Friday, January 30, 2009

Stick to your knitting.


"Stick to your knitting" - advice to continue doing what you know rather than something you know very little about. This cliche has been a favorite of late with financial newswriters covering the demise of one company after another. The more dire the markets, the closer everyone should cling to the things they know, they say. Start-ups: stop! Outside the box thinkers - get back to square one! The downside of risk-taking is that the flipside of success is abject failure.

Yet, if everyone followed that advice, where would we be?

  • This admitted homebody would never have ventured to the Dunwoody Nature Center, opening new experiences in composting, hiking, website management, wielding a nail gun, building makeshift fences, and other cool stuff. (Hey, if a wimpy indoor gal in her middle years can fall in love with the outdoors, anyone can!)
  • Eleanor Roosevelt would have stayed "in her place," doling out tea in the parlor and nodding her head pleasantly to one and all.
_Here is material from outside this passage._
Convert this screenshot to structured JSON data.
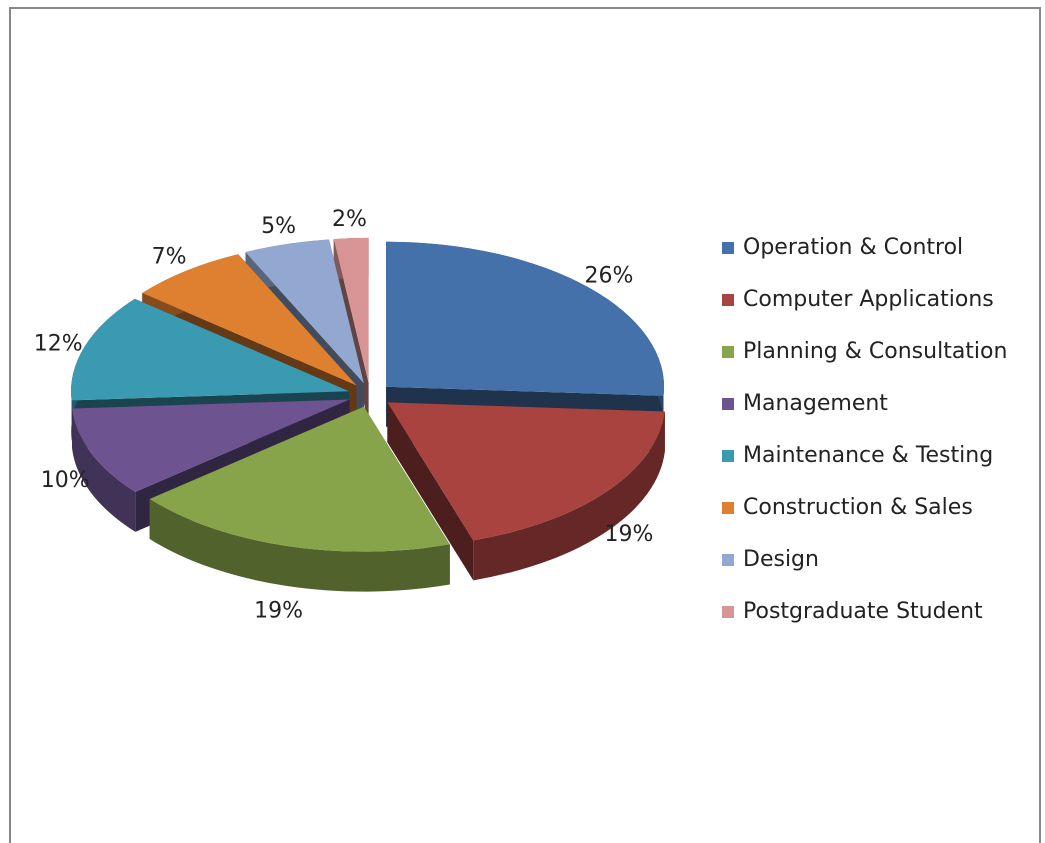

Instead of becoming a force in her own right.
  • The people of Dunwoody would have agreed with the avuncular DeKalb County professionals that running a city is way too difficult for the average person. Ahem.
  • Ray Kroc would have been a mediocre salesman of milkshake machines rather than the guy who thought about branding cheap eats.
  • The women behind the Twist Collective would have continued designing for other companies rather than create their own innovative forum. Way to go.
  • Ravelry. Enough said.
  • Kemmons Wilson would have stayed in the homebuilding business instead of coming up with the crazy notion of a national motel chain. You may have stayed in one: Holiday Inn, the first mainstream roadside inn network in America.
I consider myself a fiscal conservative and have a very low threshold for risk-taking. Yet I admire big thinkers and am awed by their passion and energy. It's easy to hunker down and cling to the tried and true when retirement funds are depleted and people are out of work.

We need risk-takers to regain our momentum. America has always thrived on ingenuity, people who can start something in the garage and change the world with a single idea. So I wish you success. We're all the richer for what you achieve.